Soy hija de padres cubanos exiliados. Mi madre, con mucho trabajo y sacrificio estudió estilismo. Trabajó como una bestia en la marquesina de nuestra casa por una miseria. Cuatro dólares un manicure, ocho un pedicure. El dinero nunca era suficiente, pero era muy buena estirando el peso. Ella, como muchos de su generación, entendía la importancia de estudiar para conseguir un mejor trabajo, pero no necesariamente valoraba el conocimiento por sí mismo.
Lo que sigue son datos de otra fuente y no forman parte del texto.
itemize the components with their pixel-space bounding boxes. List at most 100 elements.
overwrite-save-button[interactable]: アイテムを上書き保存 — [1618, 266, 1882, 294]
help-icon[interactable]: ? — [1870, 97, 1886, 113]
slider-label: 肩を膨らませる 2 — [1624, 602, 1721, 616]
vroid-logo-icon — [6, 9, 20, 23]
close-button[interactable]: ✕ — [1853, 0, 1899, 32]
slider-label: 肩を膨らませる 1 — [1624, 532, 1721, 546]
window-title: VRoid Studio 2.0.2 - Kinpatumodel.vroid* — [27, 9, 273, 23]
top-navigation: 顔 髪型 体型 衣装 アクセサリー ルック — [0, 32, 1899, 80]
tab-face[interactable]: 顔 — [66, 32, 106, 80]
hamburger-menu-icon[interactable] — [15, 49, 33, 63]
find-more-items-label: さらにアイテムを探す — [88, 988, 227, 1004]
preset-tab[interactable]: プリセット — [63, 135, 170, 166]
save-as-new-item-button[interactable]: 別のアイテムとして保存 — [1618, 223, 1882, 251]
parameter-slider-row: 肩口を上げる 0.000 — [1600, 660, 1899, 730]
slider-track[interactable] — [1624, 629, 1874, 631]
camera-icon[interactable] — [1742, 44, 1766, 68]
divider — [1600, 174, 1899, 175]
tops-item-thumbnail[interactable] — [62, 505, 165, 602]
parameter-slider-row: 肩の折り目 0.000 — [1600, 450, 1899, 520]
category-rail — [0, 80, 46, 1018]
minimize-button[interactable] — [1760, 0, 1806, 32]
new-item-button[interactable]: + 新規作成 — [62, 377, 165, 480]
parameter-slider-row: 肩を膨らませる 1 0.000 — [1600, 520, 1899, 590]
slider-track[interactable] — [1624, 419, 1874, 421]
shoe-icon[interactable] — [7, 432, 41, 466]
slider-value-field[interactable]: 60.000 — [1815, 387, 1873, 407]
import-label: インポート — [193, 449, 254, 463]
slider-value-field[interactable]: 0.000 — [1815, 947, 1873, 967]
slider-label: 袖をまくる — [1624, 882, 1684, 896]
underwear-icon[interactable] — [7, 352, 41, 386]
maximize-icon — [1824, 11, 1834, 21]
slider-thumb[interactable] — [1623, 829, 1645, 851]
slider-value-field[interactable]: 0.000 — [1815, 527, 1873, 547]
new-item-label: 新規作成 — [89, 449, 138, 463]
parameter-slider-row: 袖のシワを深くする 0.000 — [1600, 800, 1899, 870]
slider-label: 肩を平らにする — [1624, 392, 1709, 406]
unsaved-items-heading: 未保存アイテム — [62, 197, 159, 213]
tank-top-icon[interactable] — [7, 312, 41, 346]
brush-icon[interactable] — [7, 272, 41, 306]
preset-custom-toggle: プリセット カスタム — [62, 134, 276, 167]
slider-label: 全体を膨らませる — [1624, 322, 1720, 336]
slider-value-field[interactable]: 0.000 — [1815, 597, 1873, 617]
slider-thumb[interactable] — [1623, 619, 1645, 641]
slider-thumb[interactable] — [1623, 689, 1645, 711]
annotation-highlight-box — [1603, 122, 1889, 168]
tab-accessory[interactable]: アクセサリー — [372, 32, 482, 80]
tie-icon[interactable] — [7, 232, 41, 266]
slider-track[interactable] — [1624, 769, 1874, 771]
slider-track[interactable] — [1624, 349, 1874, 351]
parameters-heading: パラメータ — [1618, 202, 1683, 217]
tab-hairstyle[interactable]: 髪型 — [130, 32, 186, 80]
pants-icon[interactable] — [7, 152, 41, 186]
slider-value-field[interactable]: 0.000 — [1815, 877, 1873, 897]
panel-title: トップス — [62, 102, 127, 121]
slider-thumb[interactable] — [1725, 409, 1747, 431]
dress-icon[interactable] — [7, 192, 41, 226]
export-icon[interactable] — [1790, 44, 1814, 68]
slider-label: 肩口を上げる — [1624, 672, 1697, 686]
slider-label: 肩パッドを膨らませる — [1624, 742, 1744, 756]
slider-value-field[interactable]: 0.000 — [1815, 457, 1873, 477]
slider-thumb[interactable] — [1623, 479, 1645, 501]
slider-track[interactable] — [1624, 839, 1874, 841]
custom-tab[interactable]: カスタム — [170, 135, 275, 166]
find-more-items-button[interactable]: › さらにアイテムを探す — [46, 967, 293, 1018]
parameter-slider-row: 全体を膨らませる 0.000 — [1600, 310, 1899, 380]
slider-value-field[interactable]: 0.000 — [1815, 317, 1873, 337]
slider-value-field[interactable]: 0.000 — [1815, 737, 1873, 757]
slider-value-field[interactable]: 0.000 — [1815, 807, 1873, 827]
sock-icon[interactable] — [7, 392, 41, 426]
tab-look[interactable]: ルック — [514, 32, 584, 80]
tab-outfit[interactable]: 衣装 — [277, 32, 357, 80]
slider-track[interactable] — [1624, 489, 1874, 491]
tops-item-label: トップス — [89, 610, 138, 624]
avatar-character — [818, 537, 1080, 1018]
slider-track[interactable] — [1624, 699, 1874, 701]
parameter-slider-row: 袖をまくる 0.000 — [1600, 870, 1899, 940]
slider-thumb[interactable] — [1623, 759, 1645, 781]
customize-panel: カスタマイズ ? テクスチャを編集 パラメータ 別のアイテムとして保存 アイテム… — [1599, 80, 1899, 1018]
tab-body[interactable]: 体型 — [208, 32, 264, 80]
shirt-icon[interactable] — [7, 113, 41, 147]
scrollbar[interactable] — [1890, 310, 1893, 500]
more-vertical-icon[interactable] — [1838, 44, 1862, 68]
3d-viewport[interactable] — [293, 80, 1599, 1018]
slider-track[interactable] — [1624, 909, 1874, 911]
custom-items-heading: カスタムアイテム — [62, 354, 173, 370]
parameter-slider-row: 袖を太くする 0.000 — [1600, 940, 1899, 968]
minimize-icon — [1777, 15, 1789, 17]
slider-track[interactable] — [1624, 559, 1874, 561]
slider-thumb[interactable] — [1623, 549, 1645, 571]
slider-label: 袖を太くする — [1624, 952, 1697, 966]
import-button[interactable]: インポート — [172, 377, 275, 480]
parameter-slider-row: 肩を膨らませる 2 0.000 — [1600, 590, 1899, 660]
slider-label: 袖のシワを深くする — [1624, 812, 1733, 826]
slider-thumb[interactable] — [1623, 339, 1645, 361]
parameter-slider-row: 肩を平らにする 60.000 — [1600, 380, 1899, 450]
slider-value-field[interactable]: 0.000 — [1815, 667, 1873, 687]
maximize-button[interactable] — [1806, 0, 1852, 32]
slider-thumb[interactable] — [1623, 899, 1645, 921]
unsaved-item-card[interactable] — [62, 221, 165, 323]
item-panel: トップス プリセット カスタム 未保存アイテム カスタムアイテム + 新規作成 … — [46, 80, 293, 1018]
Cuando mi madre me mandó a la escuela ella quería que yo aprendiera inglés porque a su entender eso era lo que me traería éxito en la vida. Además de eso, era importante para ella que mi educación fuese una exclusivamente cristiana. Al final de varias escuelas mediocres, y dos o tres buenos maestros, entré, por suerte, a la Universidad de Puerto Rico, la única opción, ya que ninguna otra era factible económicamente.
Mi madre temía que me convirtiera en una revolucionaria comunista. Je,je,je. Con muchas deficiencias y lagunas, una concepción de mundo creacionista, prejuiciada, y falta de visión crítica, la universidad fue al principio muy difícil para mí. Me sentía perdida en el lenguaje académico. No entendía nada de lo que se me enseñaba.
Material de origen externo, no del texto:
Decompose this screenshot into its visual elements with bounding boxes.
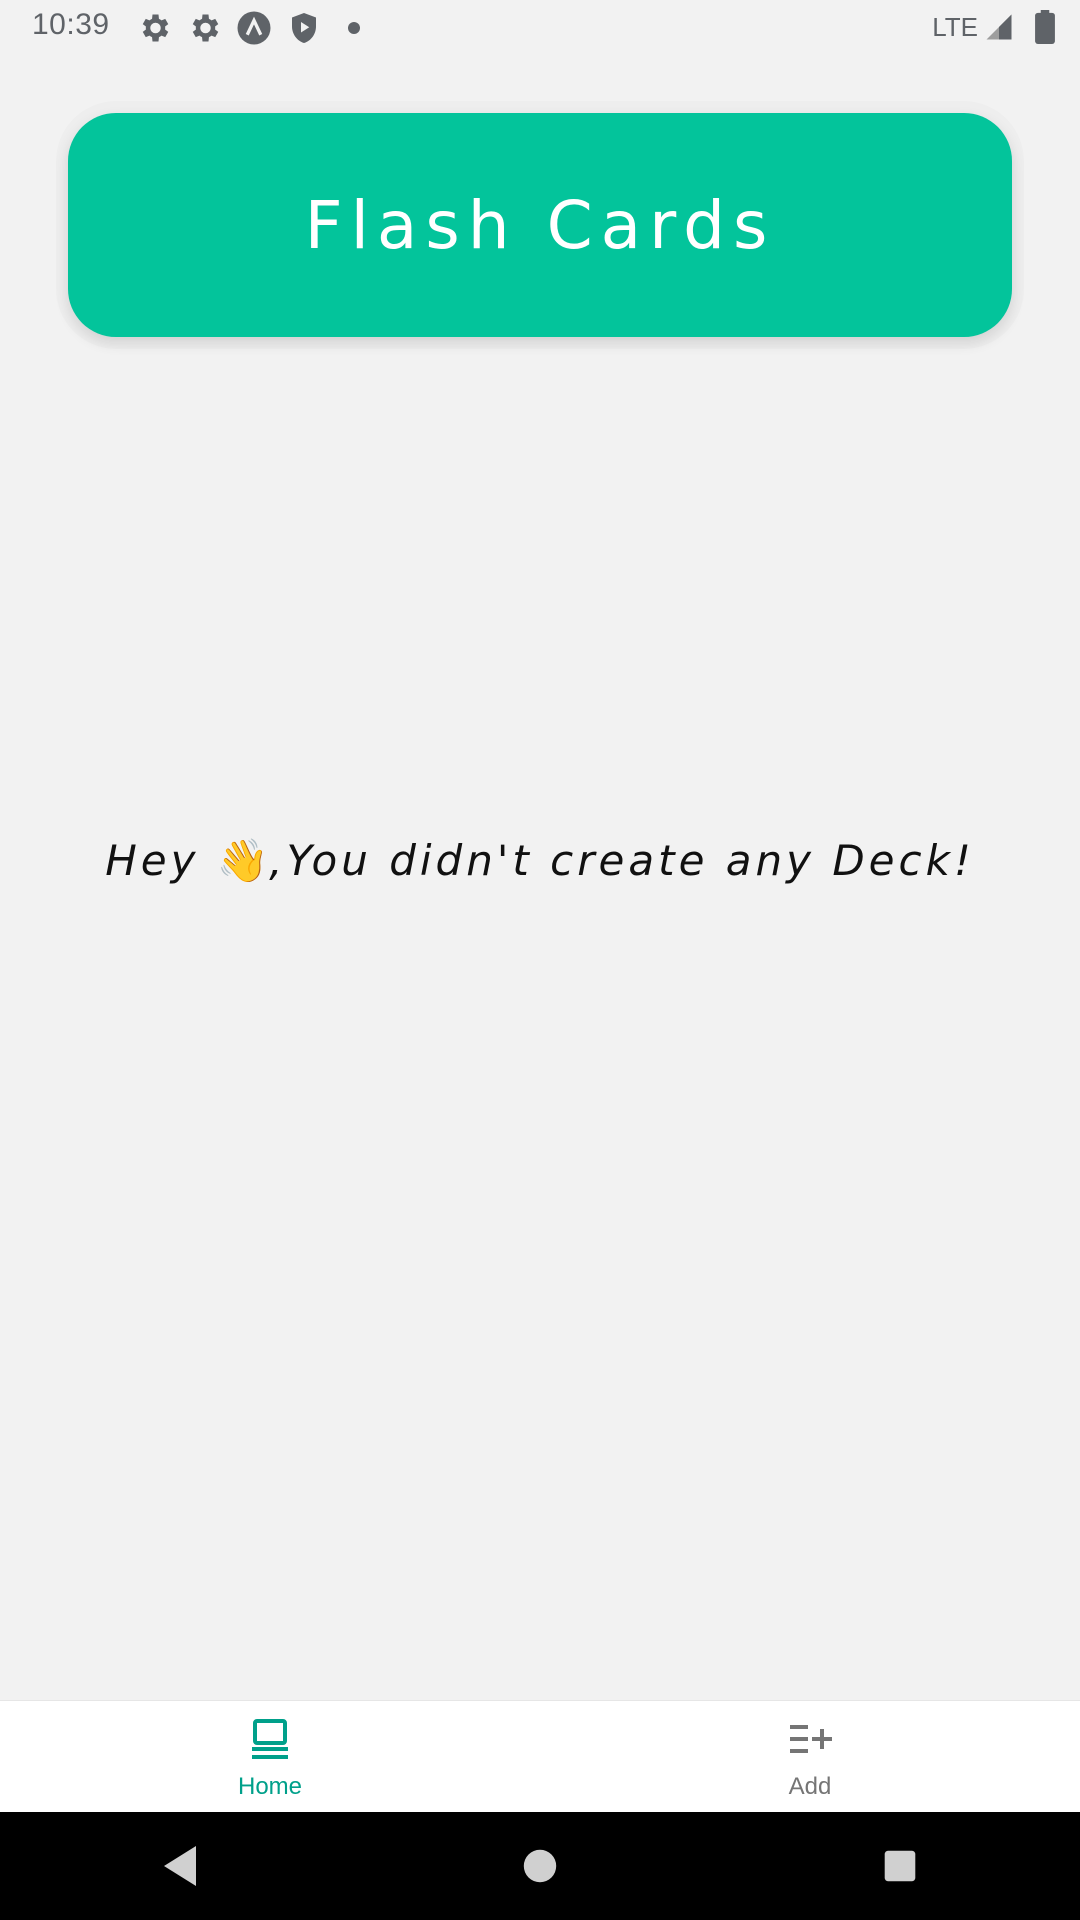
empty-state-message: Hey 👋,You didn't create any Deck! (0, 836, 1080, 886)
back-icon (164, 1846, 196, 1886)
shield-play-icon (292, 13, 316, 43)
settings-icon (192, 14, 219, 42)
signal-icon (986, 14, 1012, 40)
dot-icon (348, 22, 360, 34)
status-time: 10:39 (32, 8, 110, 41)
system-navigation-bar (0, 1812, 1080, 1920)
bottom-navigation: Home Add (0, 1700, 1080, 1813)
system-indicators: LTE (932, 10, 1056, 44)
empty-state-text: ,You didn't create any Deck! (269, 836, 975, 885)
nav-tab-home-label: Home (237, 1773, 303, 1800)
page-title: Flash Cards (304, 186, 776, 264)
waving-hand-icon: 👋 (216, 836, 270, 885)
playlist-add-icon (790, 1725, 832, 1753)
assistant-icon (237, 11, 271, 45)
settings-icon (142, 14, 169, 42)
nav-tab-add[interactable]: Add (540, 1701, 1080, 1813)
nav-tab-add-label: Add (788, 1773, 832, 1800)
nav-tab-home[interactable]: Home (0, 1701, 540, 1813)
network-type: LTE (932, 11, 978, 42)
home-icon (523, 1849, 557, 1883)
cards-icon (252, 1719, 288, 1759)
status-bar: 10:39 LTE (0, 0, 1080, 54)
recents-icon (884, 1850, 916, 1882)
empty-state-prefix: Hey (105, 836, 217, 885)
notification-icons (136, 10, 372, 46)
recents-button[interactable] (870, 1836, 930, 1896)
back-button[interactable] (150, 1836, 210, 1896)
battery-icon (1035, 10, 1055, 44)
home-button[interactable] (510, 1836, 570, 1896)
header-banner: Flash Cards (68, 113, 1012, 337)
Juzgaba la mitología griega como si fuera una religión pagana de la cual me tenía que proteger. Era mejor no saberla. Los pobres eran pobres porque así Dios lo quería. Pasaban los años y seguía leyendo y entendiendo otras formas de ver el mundo. Recuerdo leer el Manifiesto de Marx sin saber que se trataba del famoso comunismo del cual mis padres escaparon, y pensé, “esto que dice este señor hace todo el sentido del mundo, la fuerza trabajadora no sabe que es una fuerza y tampoco saben que su destino puede ser diferente y que ellos no tienen que aceptar ser explotados”. Él hablaba de libertad en el conocimiento. Me identificaba. Para mí fue un punto clave para comenzar a cuestionar todas mis verdades.
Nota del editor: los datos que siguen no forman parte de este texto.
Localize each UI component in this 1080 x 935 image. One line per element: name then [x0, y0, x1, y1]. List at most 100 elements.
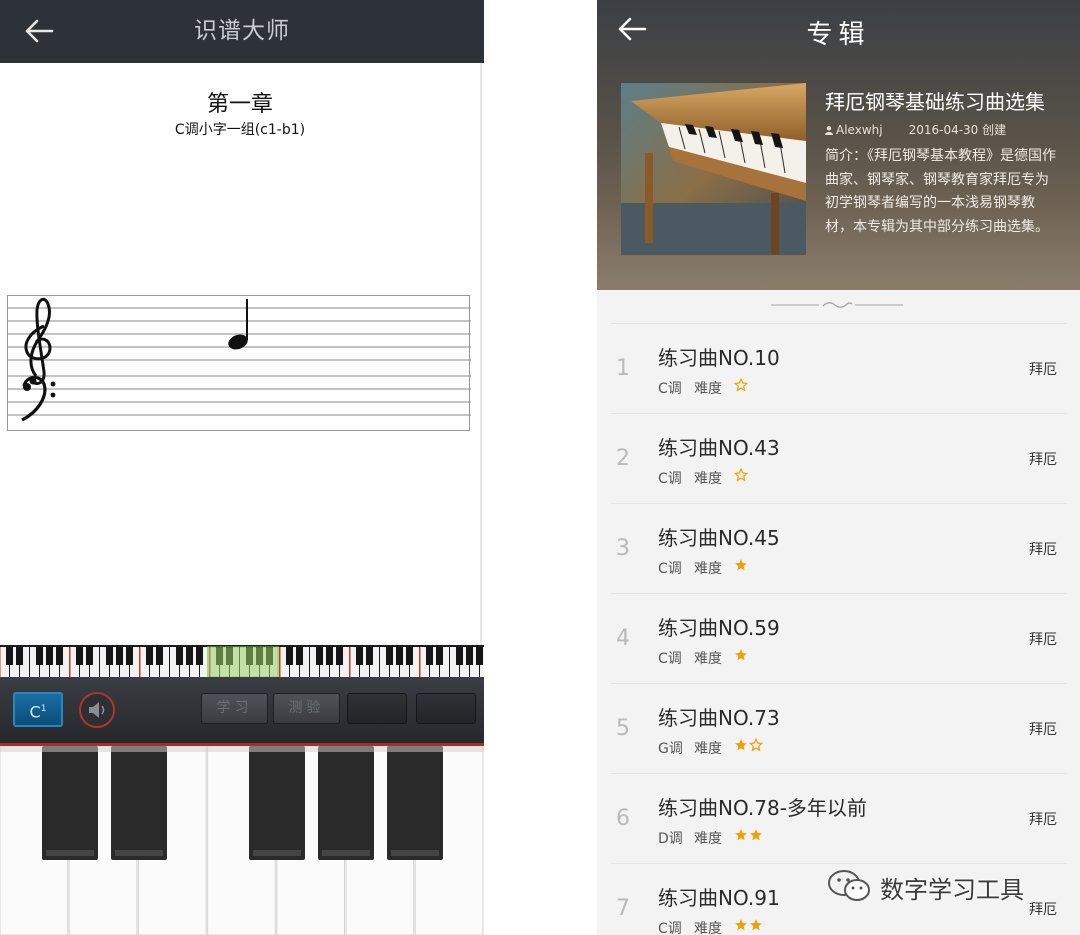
star-filled-icon [735, 829, 747, 841]
difficulty-stars [734, 737, 764, 753]
mini-black-key [56, 647, 63, 665]
mini-black-key [176, 647, 183, 665]
song-title: 练习曲NO.73 [658, 706, 780, 730]
album-cover-image[interactable] [621, 83, 806, 255]
mini-black-key [326, 647, 333, 665]
song-row[interactable]: 5 练习曲NO.73 G调 难度 拜厄 [611, 684, 1067, 774]
wechat-icon [828, 870, 870, 901]
difficulty-stars [734, 557, 749, 573]
blank-button-2[interactable] [416, 693, 476, 724]
mini-black-key [106, 647, 113, 665]
black-key[interactable] [42, 746, 98, 860]
mini-black-key [76, 647, 83, 665]
song-row[interactable]: 1 练习曲NO.10 C调 难度 拜厄 [611, 324, 1067, 414]
octave-marker [0, 647, 1, 677]
song-key: C调 [658, 921, 682, 935]
back-arrow-icon[interactable] [22, 14, 56, 48]
album-screen: 专辑 拜厄钢琴基础练习曲选集 Alexwhj 2016-04-30 创建 简介：… [597, 0, 1080, 935]
mini-black-key [36, 647, 43, 665]
keyboard-range-highlight[interactable] [207, 646, 279, 677]
album-header: 专辑 拜厄钢琴基础练习曲选集 Alexwhj 2016-04-30 创建 简介：… [597, 0, 1080, 290]
star-filled-icon [750, 829, 762, 841]
mini-black-key [436, 647, 443, 665]
star-filled-icon [750, 919, 762, 931]
song-number: 6 [616, 806, 630, 831]
octave-marker [419, 647, 421, 677]
sight-reading-screen: 识谱大师 第一章 C调小字一组(c1-b1) C1 学习 测验 [0, 0, 484, 935]
mini-black-key [406, 647, 413, 665]
black-key-edge [391, 850, 439, 856]
screenshot-composite: 识谱大师 第一章 C调小字一组(c1-b1) C1 学习 测验 专辑 拜厄钢琴基… [0, 0, 1080, 935]
star-filled-icon [735, 559, 747, 571]
mini-black-key [196, 647, 203, 665]
song-title: 练习曲NO.45 [658, 526, 780, 550]
octave-marker [279, 647, 281, 677]
star-filled-icon [735, 649, 747, 661]
key-select-button[interactable]: C1 [13, 692, 63, 727]
song-number: 1 [616, 356, 630, 381]
mini-black-key [426, 647, 433, 665]
watermark-text: 数字学习工具 [880, 876, 1024, 904]
octave-marker [349, 647, 351, 677]
song-row[interactable]: 3 练习曲NO.45 C调 难度 拜厄 [611, 504, 1067, 594]
test-button[interactable]: 测验 [273, 693, 340, 724]
octave-marker [69, 647, 71, 677]
mini-black-key [386, 647, 393, 665]
song-number: 4 [616, 626, 630, 651]
black-key[interactable] [318, 746, 374, 860]
learn-button[interactable]: 学习 [201, 693, 268, 724]
song-number: 3 [616, 536, 630, 561]
song-artist: 拜厄 [1029, 722, 1057, 738]
album-created-date: 2016-04-30 创建 [908, 123, 1007, 137]
top-bar: 识谱大师 [0, 0, 484, 63]
album-meta: Alexwhj 2016-04-30 创建 [825, 121, 1006, 138]
star-filled-icon [735, 919, 747, 931]
mini-black-key [466, 647, 473, 665]
black-key-edge [46, 850, 94, 856]
mini-black-key [296, 647, 303, 665]
song-key: C调 [658, 381, 682, 397]
song-key: C调 [658, 651, 682, 667]
song-key: D调 [658, 831, 683, 847]
album-intro: 简介：《拜厄钢琴基本教程》是德国作曲家、钢琴家、钢琴教育家拜厄专为初学钢琴者编写… [825, 148, 1056, 235]
song-key: C调 [658, 471, 682, 487]
sound-toggle-button[interactable] [79, 692, 115, 728]
difficulty-stars [734, 827, 764, 843]
difficulty-label: 难度 [694, 561, 722, 577]
star-outline-icon [734, 378, 748, 392]
blank-button-1[interactable] [347, 693, 407, 724]
mini-black-key [316, 647, 323, 665]
black-key-edge [115, 850, 163, 856]
mini-black-key [6, 647, 13, 665]
mini-black-key [456, 647, 463, 665]
song-title: 练习曲NO.91 [658, 886, 780, 910]
mini-black-key [286, 647, 293, 665]
keyboard-overview[interactable] [0, 645, 484, 677]
black-key-edge [253, 850, 301, 856]
speaker-icon [89, 702, 105, 718]
song-row[interactable]: 4 练习曲NO.59 C调 难度 拜厄 [611, 594, 1067, 684]
difficulty-stars [734, 377, 749, 393]
black-key[interactable] [387, 746, 443, 860]
black-key[interactable] [249, 746, 305, 860]
chapter-title: 第一章 [206, 92, 273, 117]
song-artist: 拜厄 [1029, 542, 1057, 558]
mini-black-key [476, 647, 483, 665]
mini-black-key [116, 647, 123, 665]
song-number: 2 [616, 446, 630, 471]
song-artist: 拜厄 [1029, 812, 1057, 828]
song-row[interactable]: 2 练习曲NO.43 C调 难度 拜厄 [611, 414, 1067, 504]
mini-black-key [126, 647, 133, 665]
piano-keyboard[interactable] [0, 746, 484, 935]
staff-lines [8, 297, 471, 422]
difficulty-label: 难度 [694, 831, 722, 847]
difficulty-label: 难度 [694, 651, 722, 667]
song-title: 练习曲NO.59 [658, 616, 780, 640]
song-row[interactable]: 6 练习曲NO.78-多年以前 D调 难度 拜厄 [611, 774, 1067, 864]
mini-black-key [16, 647, 23, 665]
black-key[interactable] [111, 746, 167, 860]
album-author[interactable]: Alexwhj [836, 123, 883, 137]
difficulty-stars [734, 467, 749, 483]
difficulty-label: 难度 [694, 921, 722, 935]
difficulty-label: 难度 [694, 471, 722, 487]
Tuve profesores apasionados, entregados, que probablemente trabajaban por contrato, sin ninguna seguridad de empleo semestre a semestre, como yo hoy. Fui la primera en mi familia en graduarme de universidad con maestría y doctorado. Nunca me consideré una estudiante excepcional, pero me daba muchísima satisfacción lograr entender alguna idea compleja o descubrir algo.
Estudiar me liberó de varias maneras. Me enseñó a entender el mundo, la historia, a entender a mis padres, a sentir compasión, a dialogar, a buscar verdades y a cuestionarlas. Cuando enseño, enseño para esos estudiantes que están perdidos en el conocimiento, que nadie les ha dicho que ellos son capaces. El conocimiento es el único poder real que tenemos para liberarnos. Ese poder debe ser accesible para todas y todos.